如果最后3个隐式转换中只有一个被取消注释，则以下代码进行编译。这是编译器错误吗？

object Viewable extends App {
  /** Speed of light in m/s */
  val C: Double = 299293458d

  /** @param weight in kilograms */
  case class Matter(name: String, weight: Double) {
    /** @return matter-energy equivalence in megajoules */
    def energy: Double = weight * C * C / 1000000d

    def megaJouleMsg: String = f"$name's mass-energy equivalence is $energy%.0f megajoules."
  }

  case class Animal(name: String, height: Double, weight: Double)
  case class Vegetable(name: String, height: Double, weight: Double)
  case class Mineral(name: String, weight: Double)

  case class Bug(name: String, height: Double, weight: Double, canFly: Boolean)
  case class Whale(name: String, height: Double, weight: Double, hasTeeth: Boolean)

  case class AppleTree(name: String, height: Double, weight: Double, age: Int)
  case class Grass(name: String, height: Double, weight: Double, edible: Boolean)

  case class Sand(name: String, color: String, weight: Double)
  case class Rock(name: String, color: String, weight: Double)

  implicit def sandToMineral(sand: Sand) = Mineral(sand.name, sand.weight)
  implicit def rockToMineral(rock: Rock) = Mineral(rock.name, rock.weight)

  implicit def appleTreeToVegetable(tree: AppleTree) = Vegetable(tree.name,  tree.height,  tree.weight)
  implicit def grassToVegetable(grass: Grass)        = Vegetable(grass.name, grass.height, grass.weight)

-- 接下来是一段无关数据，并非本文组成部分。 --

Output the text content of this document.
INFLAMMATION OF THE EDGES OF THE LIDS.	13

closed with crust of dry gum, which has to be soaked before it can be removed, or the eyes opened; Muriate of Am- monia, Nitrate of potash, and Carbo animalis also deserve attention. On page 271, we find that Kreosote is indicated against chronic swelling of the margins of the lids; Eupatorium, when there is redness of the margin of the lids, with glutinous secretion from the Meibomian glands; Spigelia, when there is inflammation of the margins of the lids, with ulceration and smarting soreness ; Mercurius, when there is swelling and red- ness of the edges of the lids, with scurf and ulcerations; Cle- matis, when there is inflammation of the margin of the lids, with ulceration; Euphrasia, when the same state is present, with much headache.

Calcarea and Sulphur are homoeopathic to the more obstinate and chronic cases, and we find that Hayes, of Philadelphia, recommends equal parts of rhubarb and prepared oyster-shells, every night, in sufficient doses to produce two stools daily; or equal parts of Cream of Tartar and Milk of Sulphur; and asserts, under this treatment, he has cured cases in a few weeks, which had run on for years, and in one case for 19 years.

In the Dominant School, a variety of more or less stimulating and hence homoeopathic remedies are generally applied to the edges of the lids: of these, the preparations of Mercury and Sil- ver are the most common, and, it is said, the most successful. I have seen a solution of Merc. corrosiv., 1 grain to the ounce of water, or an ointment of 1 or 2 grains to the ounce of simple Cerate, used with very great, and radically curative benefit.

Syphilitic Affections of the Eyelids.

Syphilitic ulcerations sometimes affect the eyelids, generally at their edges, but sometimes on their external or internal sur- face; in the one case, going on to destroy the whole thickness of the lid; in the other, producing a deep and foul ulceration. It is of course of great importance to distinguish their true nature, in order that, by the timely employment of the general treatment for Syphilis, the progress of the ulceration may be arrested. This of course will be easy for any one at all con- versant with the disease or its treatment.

  implicit def bugToAnimal(bug: Bug)       = Animal(bug.name, bug.height, bug.weight)
  implicit def whaleToAnimal(whale: Whale) = Animal(whale.name, whale.height, whale.weight)

  implicit def animalToMatter[X <% Animal](animal: X)          = Matter(animal.name,    animal.weight)
  implicit def vegetableToMatter[X <% Vegetable](vegetable: X) = Matter(vegetable.name, vegetable.weight)
  implicit def mineralToMatter[X <% Mineral](mineral: X)       = Matter(mineral.name,   mineral.weight)

  println(Animal("Poodle", 1.0, 8.0).megaJouleMsg)
  println(AppleTree("Spartan", 2.3, 26.2, 12).megaJouleMsg)
  println(Rock("Quartz crystal", "white", 2.3).megaJouleMsg)
}

错误消息是：

type mismatch;
 found   : solutions.Viewable.Animal
 required: ?{def megaJouleMsg: ?}
Note that implicit conversions are not applicable because they are ambiguous:
 both method animalToMatter in object Viewable of type [X](animal: X)(implicit evidence$1: X => solutions.Viewable.Animal)solutions.Viewable.Matter
 and method vegetableToMatter in object Viewable of type [X](vegetable: X)(implicit evidence$2: X => solutions.Viewable.Vegetable)solutions.Viewable.Matter
 are possible conversion functions from solutions.Viewable.Animal to ?{def megaJouleMsg: ?}
  println(Animal("Poodle", 1.0, 8.0).megaJouleMsg)
                ^

type mismatch;
 found   : solutions.Viewable.AppleTree
 required: ?{def megaJouleMsg: ?}
Note that implicit conversions are not applicable because they are ambiguous:
 both method animalToMatter in object Viewable of type [X](animal: X)(implicit evidence$1: X => solutions.Viewable.Animal)solutions.Viewable.Matter
 and method vegetableToMatter in object Viewable of type [X](vegetable: X)(implicit evidence$2: X => solutions.Viewable.Vegetable)solutions.Viewable.Matter
 are possible conversion functions from solutions.Viewable.AppleTree to ?{def megaJouleMsg: ?}
  println(AppleTree("Spartan", 2.3, 26.2, 12).megaJouleMsg)
                   ^

Answer 1

编译器准确地给出了错误。这是因为有多个函数可以Animal => Matter。即你的3个以下功能：

  implicit def animalToMatter[X](animal: X) (implicit ev: X => Animal) =  Matter(animal.name,    animal.weight)
  implicit def vegetableToMatter[X ](vegetable: X) (implicit ev: X => Vegetable) = Matter(vegetable.name, vegetable.weight)
  implicit def mineralToMatter[X ](mineral: X) (implicit ev: X => Mineral)  = Matter(mineral.name,   mineral.weight)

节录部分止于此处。